I knew there was going to be trouble when I told them to go with the right arm. The last two times I'd offered up my left.
With the cuff inflated, the technician poked and prodded, looking for a good vein. I could see them and didn't think there would be a problem, but she was slow about it. She seemed to be deliberating.
"Is there a problem? You want to use the other arm?"
"No, it's fine," she said, though I doubted it. "I was looking for the marks from last time."
"I asked to switch arms," I told her. "You know, just to let the other one rest."
She nodded and told me it wasn't a problem.
"I've got a good vein," she said. "It's just crooked."
She slipped the needle in, plugged me into the great, blood sucking machine then bumbled off to plug someone else in or take them off the line. Saturdays are pretty busy and the staff was discussing the pros and cons of ordering fish sandwiches, the pros and cons of substituting an extra order of fries for the coleslaw and whether the oil spill in the gulf would ruin their chances of ever having a decent fish sandwich again.
They talked about this things with each other but only chatted with those of us reclining and bleeding. The conversations happened simultaneously, but were at very different. When the farmer sits on a stool milking his cow, he speaks only to soothe, not because he particularly cares what the animal bleats back. Communication isn't really the goal.
I tried to read and listened here and there to snatches of conversation. A couple of guys across from me talked basketball. I watched a pair of lesbians come in and get plugged in, which still amuses me.
Gay men are specifically barred from donating (selling) plasma. Men who have had sex with another man... even once (maybe after too many beers while watching season one of the Dukes of Hazzard)... are not eligible. However, women who dig women are fine.
It's a curiosity. You'd think they'd have worked the issues with that out by now.

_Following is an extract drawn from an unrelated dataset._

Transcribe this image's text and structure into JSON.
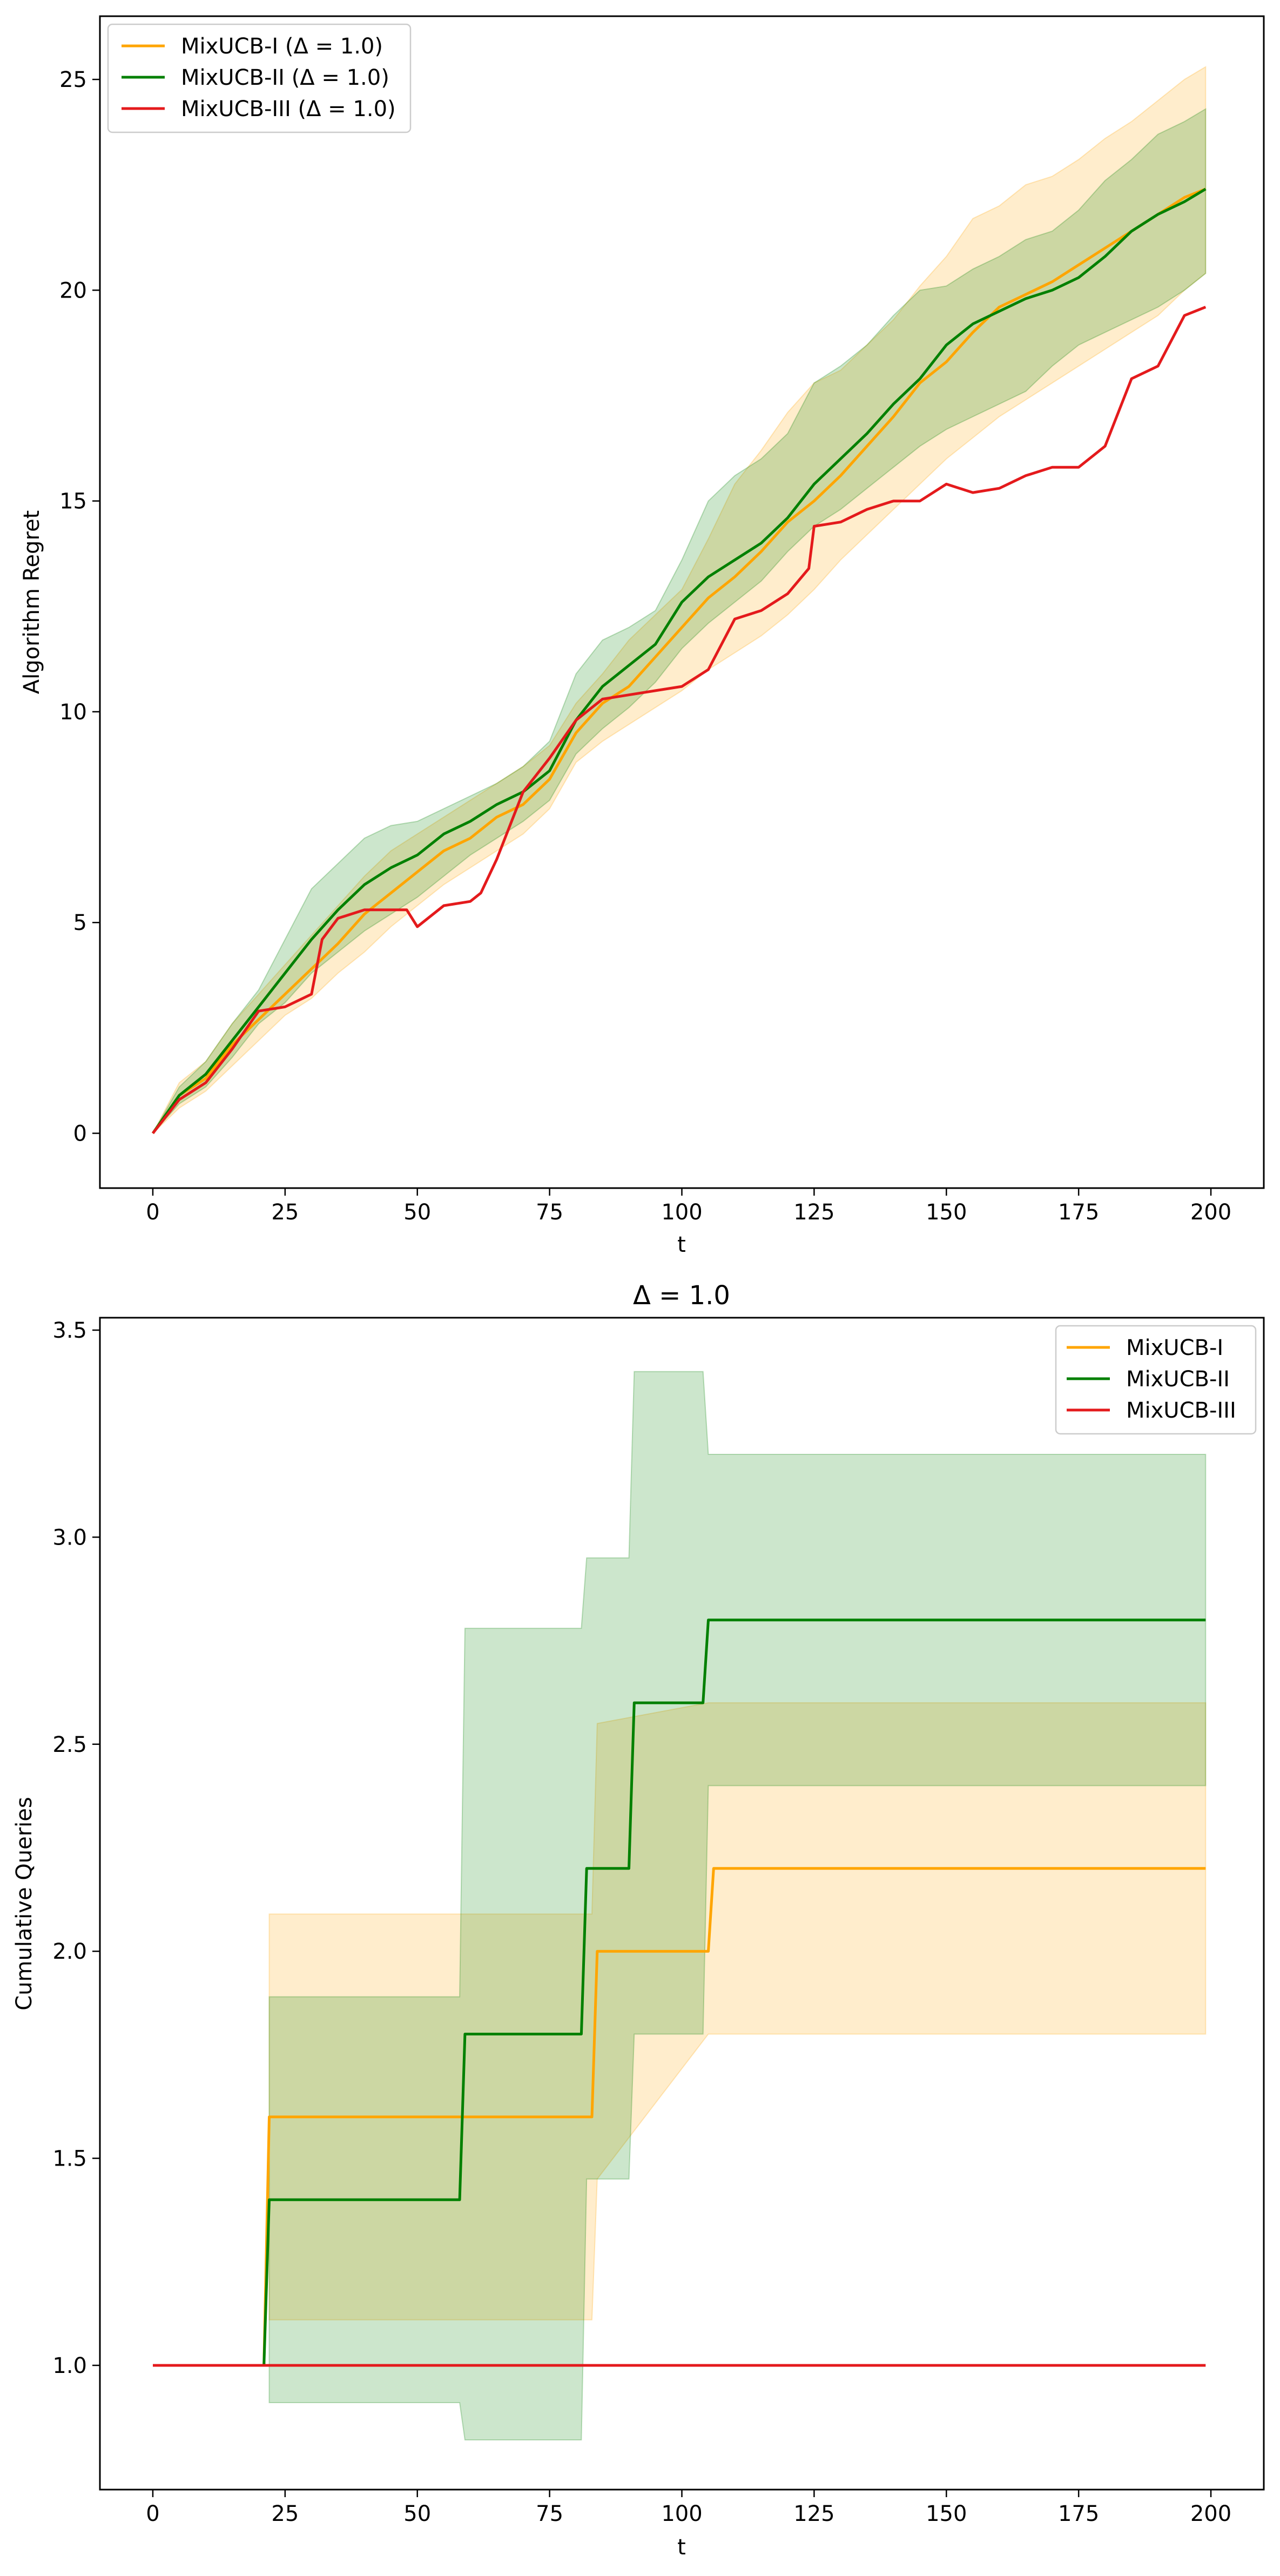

Anyway, the machine took it's time. It beeped and stopped and stalled. The bottle of yellowish fluid, the plasma, was only slowly filling up. My arm started to hurt and I was afraid the tech had fucked up, speared the vein and maybe ruined the donation.

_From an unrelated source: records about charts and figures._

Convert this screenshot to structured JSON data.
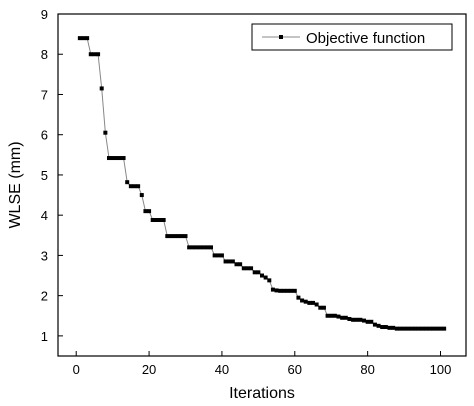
{
  "chart_data": {
    "type": "line",
    "xlabel": "Iterations",
    "ylabel": "WLSE (mm)",
    "xlim": [
      -5,
      107
    ],
    "ylim": [
      0.5,
      9
    ],
    "xticks": [
      0,
      20,
      40,
      60,
      80,
      100
    ],
    "yticks": [
      1,
      2,
      3,
      4,
      5,
      6,
      7,
      8,
      9
    ],
    "legend_position": "top-right",
    "grid": false,
    "line_color": "#888888",
    "marker_color": "#000000",
    "series": [
      {
        "name": "Objective function",
        "x": [
          1,
          2,
          3,
          4,
          5,
          6,
          7,
          8,
          9,
          10,
          11,
          12,
          13,
          14,
          15,
          16,
          17,
          18,
          19,
          20,
          21,
          22,
          23,
          24,
          25,
          26,
          27,
          28,
          29,
          30,
          31,
          32,
          33,
          34,
          35,
          36,
          37,
          38,
          39,
          40,
          41,
          42,
          43,
          44,
          45,
          46,
          47,
          48,
          49,
          50,
          51,
          52,
          53,
          54,
          55,
          56,
          57,
          58,
          59,
          60,
          61,
          62,
          63,
          64,
          65,
          66,
          67,
          68,
          69,
          70,
          71,
          72,
          73,
          74,
          75,
          76,
          77,
          78,
          79,
          80,
          81,
          82,
          83,
          84,
          85,
          86,
          87,
          88,
          89,
          90,
          91,
          92,
          93,
          94,
          95,
          96,
          97,
          98,
          99,
          100,
          101
        ],
        "values": [
          8.4,
          8.4,
          8.4,
          8.0,
          8.0,
          8.0,
          7.15,
          6.05,
          5.42,
          5.42,
          5.42,
          5.42,
          5.42,
          4.82,
          4.72,
          4.72,
          4.72,
          4.5,
          4.1,
          4.1,
          3.88,
          3.88,
          3.88,
          3.88,
          3.48,
          3.48,
          3.48,
          3.48,
          3.48,
          3.48,
          3.2,
          3.2,
          3.2,
          3.2,
          3.2,
          3.2,
          3.2,
          3.0,
          3.0,
          3.0,
          2.85,
          2.85,
          2.85,
          2.78,
          2.78,
          2.68,
          2.68,
          2.68,
          2.58,
          2.58,
          2.5,
          2.45,
          2.38,
          2.15,
          2.13,
          2.12,
          2.12,
          2.12,
          2.12,
          2.12,
          1.95,
          1.88,
          1.85,
          1.82,
          1.82,
          1.78,
          1.7,
          1.7,
          1.5,
          1.5,
          1.5,
          1.48,
          1.45,
          1.45,
          1.42,
          1.4,
          1.4,
          1.4,
          1.38,
          1.35,
          1.35,
          1.28,
          1.25,
          1.22,
          1.22,
          1.2,
          1.2,
          1.18,
          1.18,
          1.18,
          1.18,
          1.18,
          1.18,
          1.18,
          1.18,
          1.18,
          1.18,
          1.18,
          1.18,
          1.18,
          1.18
        ]
      }
    ]
  }
}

This was only my third time (officially, a habit) and already I'd heard plenty of horror stories about what happens when the machines malfunction, when the staff makes a mistake or if you move too much. If the process fails, it can eject you from being able to donate for weeks, even months, and pathetically, I'm counting on every dollar.
I toughed it out, though the process was going slowly and the soft crook of my elbow, where the needle was buried, ached. It was all I could think about. My arm hurt, but I didn't want to lose the donation. I didn't want to have to come up with another way to fund my luxurious, sophisticated lifestyle.
One of the new technicians, new because they were training her last weekend, noticed the machine acting up and called someone over to help.
"It's blocked," they said. "The feed is blocked."
I didn't know what this meant, but they looked worried, which made me even more worried.
"Let me see if I can..." the more experienced tech adjusted the needle. The machine stopped sputtering and complaining. The bottle started filling up.
"Better?" The young woman asked.
I nodded. It still hurt, but at least it was going. At least, it wouldn't take so long.
I was never so glad to get out of that place, to collect the cash and just be anywhere else. I wanted to go blow the money on something fun, on something to make me feel good again, something to make me feel like less like a whore --you know, someone who sells his body for money?
You can't buy anything like that for $25. It can't be found. They don't make it. It doesn't exist.
Instead, I spent the money on groceries. 25 bucks went for cat food, trash bags and some odds and ends meant to last just a few days. I got two boxes of macaroni and cheese for my youngest because I promised, picked up a bunch of bananas, a cheap roast and some canned vegetables to turn into stew. I also bought bread and a bottle of $3.00 wine whose only use is for cooking --and maybe not even that.
For me, I splurged on a bag of pinto beans, the cheap kind you have to carefully pick through for rocks and wash twice to get the dirt off.